Sen. John Fetterman (D-PA) spoke with reporters this week, saying he supported Republicans using the “nuclear option” to override the Senate filibuster to pass a bill to end the government shutdown.Fetterman stated the funds for the federal Supplemental Nutrition Assistance Program, known as SNAP, are running dry and people “need to eat” as the shutdown heads into its 21st day.

“There are no winners here. It’s not getting better every day here. People are going to start to get really hungry, and I’ve been fully, fully committed to fund SNAP, open up the government,” he went on to say, before pointing out that U.S. Capitol Police officers aren’t getting paid during the shutdown.

“This is just bad political theater. Open it up,” he told reporters.

Fetterman was then asked whether he supported the GOP “nuking” the filibuster to let a House-approved funding measure pass the Senate with a simple majority. He replied with a firm yes.
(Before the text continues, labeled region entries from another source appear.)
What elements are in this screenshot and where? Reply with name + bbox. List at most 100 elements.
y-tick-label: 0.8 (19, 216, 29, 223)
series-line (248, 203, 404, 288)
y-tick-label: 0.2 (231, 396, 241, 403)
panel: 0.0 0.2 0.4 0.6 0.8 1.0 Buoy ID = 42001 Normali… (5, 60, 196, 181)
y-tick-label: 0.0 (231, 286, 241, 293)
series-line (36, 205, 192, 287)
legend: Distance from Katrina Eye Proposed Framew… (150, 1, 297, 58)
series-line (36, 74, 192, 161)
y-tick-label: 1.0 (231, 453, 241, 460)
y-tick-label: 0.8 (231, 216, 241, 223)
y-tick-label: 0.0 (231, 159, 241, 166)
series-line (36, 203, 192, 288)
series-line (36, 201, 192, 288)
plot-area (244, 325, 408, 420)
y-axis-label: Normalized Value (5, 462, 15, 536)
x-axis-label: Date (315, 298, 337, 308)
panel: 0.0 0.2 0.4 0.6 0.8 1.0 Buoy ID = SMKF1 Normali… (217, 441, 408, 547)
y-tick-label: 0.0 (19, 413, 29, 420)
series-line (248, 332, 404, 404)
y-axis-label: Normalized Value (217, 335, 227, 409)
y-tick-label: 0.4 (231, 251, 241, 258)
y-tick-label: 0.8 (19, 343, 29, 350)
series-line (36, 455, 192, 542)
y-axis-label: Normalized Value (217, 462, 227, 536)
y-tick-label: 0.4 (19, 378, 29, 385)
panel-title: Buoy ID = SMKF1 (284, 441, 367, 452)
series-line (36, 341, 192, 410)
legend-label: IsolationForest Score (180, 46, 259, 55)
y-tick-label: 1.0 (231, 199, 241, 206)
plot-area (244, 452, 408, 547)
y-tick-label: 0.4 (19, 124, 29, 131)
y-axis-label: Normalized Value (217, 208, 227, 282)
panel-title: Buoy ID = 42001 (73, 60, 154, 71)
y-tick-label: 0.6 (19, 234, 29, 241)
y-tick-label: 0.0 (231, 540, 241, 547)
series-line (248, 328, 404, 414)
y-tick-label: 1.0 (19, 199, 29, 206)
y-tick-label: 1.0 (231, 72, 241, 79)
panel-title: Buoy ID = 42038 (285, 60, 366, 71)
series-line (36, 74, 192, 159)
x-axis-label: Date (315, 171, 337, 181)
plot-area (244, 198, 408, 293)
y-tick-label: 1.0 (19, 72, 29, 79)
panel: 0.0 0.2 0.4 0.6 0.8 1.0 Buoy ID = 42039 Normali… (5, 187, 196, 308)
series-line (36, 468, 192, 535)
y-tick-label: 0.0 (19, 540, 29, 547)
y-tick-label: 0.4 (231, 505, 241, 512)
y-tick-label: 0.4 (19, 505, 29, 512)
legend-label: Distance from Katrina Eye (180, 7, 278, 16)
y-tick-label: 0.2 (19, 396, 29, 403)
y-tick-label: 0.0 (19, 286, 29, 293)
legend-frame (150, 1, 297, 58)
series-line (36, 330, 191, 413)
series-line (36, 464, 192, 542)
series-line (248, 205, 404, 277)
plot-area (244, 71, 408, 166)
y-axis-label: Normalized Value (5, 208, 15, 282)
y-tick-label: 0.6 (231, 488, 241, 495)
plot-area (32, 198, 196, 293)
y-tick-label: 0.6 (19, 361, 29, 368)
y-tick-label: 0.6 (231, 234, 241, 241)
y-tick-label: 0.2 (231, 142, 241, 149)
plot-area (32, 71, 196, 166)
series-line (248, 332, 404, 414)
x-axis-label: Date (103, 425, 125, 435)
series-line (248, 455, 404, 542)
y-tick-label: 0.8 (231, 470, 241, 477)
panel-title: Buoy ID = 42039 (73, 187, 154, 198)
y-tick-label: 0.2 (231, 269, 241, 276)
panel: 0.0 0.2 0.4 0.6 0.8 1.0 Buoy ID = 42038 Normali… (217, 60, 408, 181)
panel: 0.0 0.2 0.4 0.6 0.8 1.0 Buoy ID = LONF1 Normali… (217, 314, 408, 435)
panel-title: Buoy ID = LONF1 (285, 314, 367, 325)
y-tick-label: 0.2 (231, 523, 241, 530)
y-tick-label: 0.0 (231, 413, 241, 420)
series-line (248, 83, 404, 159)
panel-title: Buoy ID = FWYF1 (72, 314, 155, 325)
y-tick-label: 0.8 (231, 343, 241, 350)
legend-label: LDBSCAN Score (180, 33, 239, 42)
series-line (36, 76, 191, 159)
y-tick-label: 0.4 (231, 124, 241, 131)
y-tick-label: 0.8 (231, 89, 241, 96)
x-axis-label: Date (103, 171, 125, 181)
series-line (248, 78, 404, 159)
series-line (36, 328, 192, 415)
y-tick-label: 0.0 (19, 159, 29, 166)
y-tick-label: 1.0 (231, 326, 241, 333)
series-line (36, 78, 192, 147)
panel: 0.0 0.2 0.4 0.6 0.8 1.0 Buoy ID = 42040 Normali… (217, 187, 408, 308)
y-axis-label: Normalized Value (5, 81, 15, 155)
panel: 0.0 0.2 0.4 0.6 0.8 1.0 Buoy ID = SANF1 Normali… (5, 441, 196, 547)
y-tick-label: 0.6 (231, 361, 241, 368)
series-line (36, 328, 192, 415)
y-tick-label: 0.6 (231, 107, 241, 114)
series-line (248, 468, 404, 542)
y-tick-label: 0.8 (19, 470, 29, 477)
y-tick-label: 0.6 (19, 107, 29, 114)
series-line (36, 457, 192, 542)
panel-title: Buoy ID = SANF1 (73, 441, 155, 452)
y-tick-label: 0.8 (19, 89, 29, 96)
“We ran on that. We ran on killing the filibuster, and now we love it. Carve it out so we can move on. I support it because it makes it more difficult to shut the government down in the future, and that’s where it’s entirely appropriate,” he explained. “I don’t want to hear any Democrat clutching their pearls about the filibuster. We all ran on it.”

Of course, not everyone agrees with Fetterman, who in recent years has proven himself to be far more moderate than most members of his party. Ed Kilgore of New York Magazine believes the Pennsylvania senator’s case for the “nuclear option” is faulty:

The filibuster isn’t an all-or-nothing proposition, and not all carve-outs are alike. Over the years, Congress has carved out a series of exceptions to the right to filibuster Senate votes, notably executive- and judicial-branch confirmations and congressional budget measures (e.g., the huge “budget reconciliation” bills like this year’s One Big Beautiful Bill Act). This year, Senate Republicans also implicitly carved out certain budget scoring rules to make it easier to disguise the deficit-swelling nature of the OBBBA. So the question is not, as Fetterman appears to suggest, whether to have filibuster carve-outs: It’s what the carve-out is for and whom it benefits.

Kilgore then says that what Democrats actually ran on was to “exempt voting-rights measures from the filibuster following a series of state voter-suppression measures sponsored by Republican-controlled states and defended by Senate Republicans.”

He concludes that it’s not hypocritical for Democrats to want to end the filibuster for one item while not wanting to do so for another.